Earlier this year, Miami Dolphins head coach Brian Flores shook up the NFL when he filed a lawsuit against the NFL and various teams over discriminatory practices. His lawsuit reignited the conversation about why there are so many black players in the league, yet so little head coaches of the same race to lead them.
On Wednesday, The Washington Post kicked off an editorial series detailing the struggles of Black coaches in the NFL, and Hall of Fame running back LaDainian Tomlinson provided an interesting theory as to why Black coaches are not hired.
Tomlinson stated NFL owners aren’t familiar enough with the way Black coaching candidates communicate and express themselves.
“I really think there’s a disconnect [between] the owners and the kind of culture that is Black folks — not understanding the way Black folks communicate, the mannerisms, the expressions,” Tomlinson told The Post. “It’s different than someone who looks like them. We hear owners say all the time, ‘Oh, I connected with this [White] candidate because they reminded me of myself.’ If we can’t get past that [mind-set with] coaches who don’t look like you or talk like you or come from the same background, they’ll never get a chance.”

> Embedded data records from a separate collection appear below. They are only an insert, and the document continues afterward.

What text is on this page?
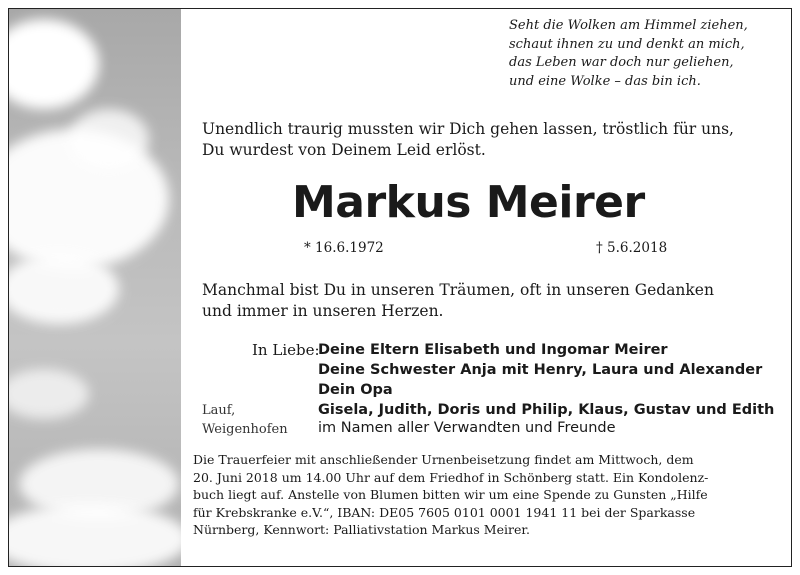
Seht die Wolken am Himmel ziehen,
schaut ihnen zu und denkt an mich,
das Leben war doch nur geliehen,
und eine Wolke – das bin ich.
Unendlich traurig mussten wir Dich gehen lassen, tröstlich für uns,
Du wurdest von Deinem Leid erlöst.
Markus Meirer
* 16.6.1972	† 5.6.2018
Manchmal bist Du in unseren Träumen, oft in unseren Gedanken
und immer in unseren Herzen.
In Liebe:
Deine Eltern Elisabeth und Ingomar Meirer
Deine Schwester Anja mit Henry, Laura und Alexander
Dein Opa
Gisela, Judith, Doris und Philip, Klaus, Gustav und Edith
im Namen aller Verwandten und Freunde
Lauf,
Weigenhofen
Die Trauerfeier mit anschließender Urnenbeisetzung findet am Mittwoch, dem
20. Juni 2018 um 14.00 Uhr auf dem Friedhof in Schönberg statt. Ein Kondolenz-
buch liegt auf. Anstelle von Blumen bitten wir um eine Spende zu Gunsten „Hilfe
für Krebskranke e.V.“, IBAN: DE05 7605 0101 0001 1941 11 bei der Sparkasse
Nürnberg, Kennwort: Palliativstation Markus Meirer.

Former NFL head coach Bill Parcells basically said the same thing as he mentioned that the NFL owners and Black coaching candidates grew up in different environments and that owners don’t connect with them naturally.
“The owners of these teams predominantly grew up in different environments,” Parcells said. “I don’t want to say their exposure isn’t too good, but really that’s probably the truth.”
Tomlinson finished his career with 3,174 carries, 13,684 yards, and 145 touchdowns.